In der Tat, wir wissen aus Zeitungsberichten – mehr Quellen haben wir nicht – und vom Hörensagen, dass die Zahl der Angebote von Banken für Kommunalkredite in bestimmten Kommunen weniger geworden ist als in den letzten Jahren. Ja, das ist richtig.
Aber andererseits gehört auch zu der Offenheit und Transparenz, die Sie gefordert haben, Herr Biesen
bach: Von den 10 Milliarden € Liquiditätskreditaufwuchs in den Jahren 2005 bis 2010 sind 3 Milliarden Ihre gewesen, Herr Biesenbach. Sie sind ein Teil des Problems von Kommunen, die jetzt weniger Angebote bekommen. Auch das ist ein Teil der Offenheit und Transparenz, wenn man sich äußert.
Meine sehr verehrten Damen und Herren, in den letzten zehn Tagen haben wir in den Regierungsbezirken, also fünf Mal, zu Veranstaltungen eingeladen – Landräte, Bürgermeister, Oberbürgermeister –, um die Situation der Kommunalfinanzen, Lösungsansätze, Stärkungspakt und „KomPAsS II“ miteinander zu diskutieren.

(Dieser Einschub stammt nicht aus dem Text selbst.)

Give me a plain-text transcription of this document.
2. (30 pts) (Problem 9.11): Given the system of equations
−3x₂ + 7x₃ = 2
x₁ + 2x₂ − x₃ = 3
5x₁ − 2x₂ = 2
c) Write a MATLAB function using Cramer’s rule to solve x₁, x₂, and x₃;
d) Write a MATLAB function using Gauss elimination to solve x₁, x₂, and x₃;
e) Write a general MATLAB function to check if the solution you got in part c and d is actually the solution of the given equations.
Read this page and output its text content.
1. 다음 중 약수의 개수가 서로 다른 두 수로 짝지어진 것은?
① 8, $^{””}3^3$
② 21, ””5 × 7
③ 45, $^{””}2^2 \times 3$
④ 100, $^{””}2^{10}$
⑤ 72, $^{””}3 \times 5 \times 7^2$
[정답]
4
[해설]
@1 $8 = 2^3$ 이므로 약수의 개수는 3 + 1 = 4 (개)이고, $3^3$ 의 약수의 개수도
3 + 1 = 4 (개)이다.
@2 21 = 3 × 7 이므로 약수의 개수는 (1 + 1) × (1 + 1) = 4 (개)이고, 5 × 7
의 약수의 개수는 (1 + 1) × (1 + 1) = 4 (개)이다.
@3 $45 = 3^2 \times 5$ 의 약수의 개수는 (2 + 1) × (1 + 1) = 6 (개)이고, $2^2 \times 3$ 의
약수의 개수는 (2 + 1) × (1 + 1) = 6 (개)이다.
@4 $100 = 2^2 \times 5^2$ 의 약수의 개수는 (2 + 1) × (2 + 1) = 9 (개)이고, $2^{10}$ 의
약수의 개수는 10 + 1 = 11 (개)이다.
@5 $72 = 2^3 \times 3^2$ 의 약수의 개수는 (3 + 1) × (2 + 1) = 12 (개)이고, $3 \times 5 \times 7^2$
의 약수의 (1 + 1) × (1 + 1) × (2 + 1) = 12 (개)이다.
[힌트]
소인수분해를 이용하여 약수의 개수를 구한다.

Eines vorweg: Was man da spüren konnte, war, dass neben den persönlichen und individuellen Befindlichkeiten einzelner Bürgermeister aus ihrer persönlichen Sicht heraus – was ich ihnen überhaupt nicht vorwerfe – entweder gesagt wird, sie möchten nicht bezahlen, oder, sie möchten nicht so drastisch sparen müssen, wenn sie Geld bekämen, oder, wenn sie gar kein Geld bekommen, dass sie gerne welches hätten. – Das ist so; es ist auch das Recht der Bürgermeister, diese Positionen zu vertreten.
Aber spürbar war über all diese individuellen Positionen hinaus eine Erkenntnis: Wir bekommen das Problem der Kommunalfinanzen nur gemeinsam – das heißt: Land und alle Kommunen gemeinsam – gelöst. Diese Erkenntnis war spürbar. Wir haben das durchaus offen und in Teilen kritisch miteinander diskutiert und kamen eigentlich in allen fünf Veranstaltungen zu dem Schluss: Ja, wir sind auf dem richtigen Weg. Der Stärkungspakt „Stadtfinanzen“ ist der richtige Ansatz und gibt nach vielen Jahren endlich die richtige Richtung vor, ganz direkt Kommunen zu helfen.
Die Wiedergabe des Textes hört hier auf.